Самгин, не интересуясь, откуда ей известно мнение министра, спросил:
— Когда это было?
— В пятом году. В этот год очень сильно кутили. А старик Суворин милый и умный. Такой замечательный знаток театра. Но актеров — не любит. В нем есть что-то мужицкое, суровое, актеров и актрис он считает блаженными негодниками. «У актера своей молитвы нет, а надобно, чтоб у каждого человека была своя молитва», — вот как он говорил. Я встречала его довольно часто, хотелось попасть в театр к нему. Но он сказал: «Нет, Лена, вы — для оперетки, для водевиля, но оперетку — не люблю, водевилей у меня не играют». Он — странный. Впрочем, все русские — странные: нельзя понять, чего они хотят: республики или всемирного потопа?
Самгин, слушая такие рассказы и рассуждения, задумчиво и молча курил и думал, что все это не к лицу маленькой женщине, бывшей кокотке, не к лицу ей и чем-то немножко мешает ему. Но он все более убеждался, что из всех женщин, с которыми он жил, эта — самая легкая и удобная для него.

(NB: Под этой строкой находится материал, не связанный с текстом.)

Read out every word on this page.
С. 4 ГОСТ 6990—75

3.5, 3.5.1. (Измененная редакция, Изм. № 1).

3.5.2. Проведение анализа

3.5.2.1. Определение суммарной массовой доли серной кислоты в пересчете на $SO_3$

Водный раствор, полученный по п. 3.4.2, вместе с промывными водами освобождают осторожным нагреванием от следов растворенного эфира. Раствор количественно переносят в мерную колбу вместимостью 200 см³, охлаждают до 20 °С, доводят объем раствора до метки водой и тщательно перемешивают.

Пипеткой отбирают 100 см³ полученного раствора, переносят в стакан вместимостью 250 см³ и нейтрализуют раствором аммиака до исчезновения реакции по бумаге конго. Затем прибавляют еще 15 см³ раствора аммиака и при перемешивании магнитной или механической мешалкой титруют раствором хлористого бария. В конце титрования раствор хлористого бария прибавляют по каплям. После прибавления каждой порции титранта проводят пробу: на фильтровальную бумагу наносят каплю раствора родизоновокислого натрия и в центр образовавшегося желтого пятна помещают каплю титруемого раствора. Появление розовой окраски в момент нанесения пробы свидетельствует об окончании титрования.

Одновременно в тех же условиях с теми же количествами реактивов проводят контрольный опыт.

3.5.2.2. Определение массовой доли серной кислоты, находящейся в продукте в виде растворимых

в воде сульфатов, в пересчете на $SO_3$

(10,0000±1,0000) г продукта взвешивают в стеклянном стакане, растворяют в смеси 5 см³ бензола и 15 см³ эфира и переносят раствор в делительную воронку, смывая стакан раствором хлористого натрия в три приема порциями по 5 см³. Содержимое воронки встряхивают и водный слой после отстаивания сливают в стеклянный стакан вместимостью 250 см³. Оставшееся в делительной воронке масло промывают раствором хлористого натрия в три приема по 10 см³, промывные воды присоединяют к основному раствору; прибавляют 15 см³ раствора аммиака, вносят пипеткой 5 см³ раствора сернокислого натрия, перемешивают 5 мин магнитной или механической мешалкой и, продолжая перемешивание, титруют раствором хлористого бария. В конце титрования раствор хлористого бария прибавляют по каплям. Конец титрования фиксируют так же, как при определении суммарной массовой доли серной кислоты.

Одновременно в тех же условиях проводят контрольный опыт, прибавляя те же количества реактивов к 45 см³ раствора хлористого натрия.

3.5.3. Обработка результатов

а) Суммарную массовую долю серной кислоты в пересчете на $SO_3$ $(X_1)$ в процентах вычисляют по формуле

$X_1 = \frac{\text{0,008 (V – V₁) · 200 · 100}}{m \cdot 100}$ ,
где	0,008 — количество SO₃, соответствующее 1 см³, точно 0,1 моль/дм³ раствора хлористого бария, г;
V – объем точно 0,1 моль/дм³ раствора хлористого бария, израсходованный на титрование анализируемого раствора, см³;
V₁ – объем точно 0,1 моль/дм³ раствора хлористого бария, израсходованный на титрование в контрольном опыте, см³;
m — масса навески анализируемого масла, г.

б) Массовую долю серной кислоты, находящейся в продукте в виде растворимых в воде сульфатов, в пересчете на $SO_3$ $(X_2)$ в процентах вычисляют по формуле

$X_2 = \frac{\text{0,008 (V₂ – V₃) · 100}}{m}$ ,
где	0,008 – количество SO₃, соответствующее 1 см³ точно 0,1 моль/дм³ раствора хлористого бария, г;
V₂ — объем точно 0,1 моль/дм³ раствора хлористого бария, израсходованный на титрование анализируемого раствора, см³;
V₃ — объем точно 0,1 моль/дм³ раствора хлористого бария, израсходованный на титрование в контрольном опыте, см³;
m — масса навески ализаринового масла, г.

И едва ли он много проиграл, потеряв Таисью.
Свою биографию Елена рассказала очень кратко и прерывая рассказ длинными паузами: бабушка ее Ивонна Данжеро была акробаткой в цирке, сломала ногу, а потом сошлась с тамбовским помещиком, родила дочь, помещик помер, бабушка открыла магазин мод в Тамбове. Мать училась в гимназии, кончила, в это время бабушка умерла, задавленная пожарной командой. Мать преподавала в гимназии французский и немецкий языки, а ее отдала в балетную школу, откуда она попала в руки старичка, директора какого-то департамента министерства финансов Василия Ивановича Ланена.
— А после него — дальше! — просто закончила она.
— А — мать? — спросил Самгин.
— Умерла в Крыму от чахотки. Отец, учитель физики, бросил ее, когда мне было пять или шесть лет.
Самгину казалось, что теперь Елена живет чистоплотно и хотя сохранила старые знакомства, но уже не принимает участия в кутежах и даже, как он заметил по отношению Лаптева к ней, пользуется дружелюбием кутил.
Он был с нею в Государственной думе в тот день, когда там слушали запрос об убийствах рабочих на Ленских промыслах.
— В ложе министров налево, крайний — премьер — Макаров, — знаешь? — шептала Елена. — Нет, подумай, — продолжала она шептать, — я этого гуся без штанов видела у одной подруги-француженки, а ему поручили Россией командовать... Вот это — анекдот!
Ее шопот досадно мешал Самгину сравнивать картину заседания парижского парламента с картиной, развернутой пред ним в этот час. Там, в Париже, сидели фигуры в большинстве однообразно тяжеловатые, коренастые, — сидели спокойно и свободно, как у себя дома, уверенные, что они воплощают в себе волю народа Франции. Среди них немало юристов, знатоков права, и юристы стоят во главе их, руководят ими. Эти люди живут на земле, которая не качается под ними. Они представляют давно организованные партии, каждая партия имеет свою историю, свои традиции.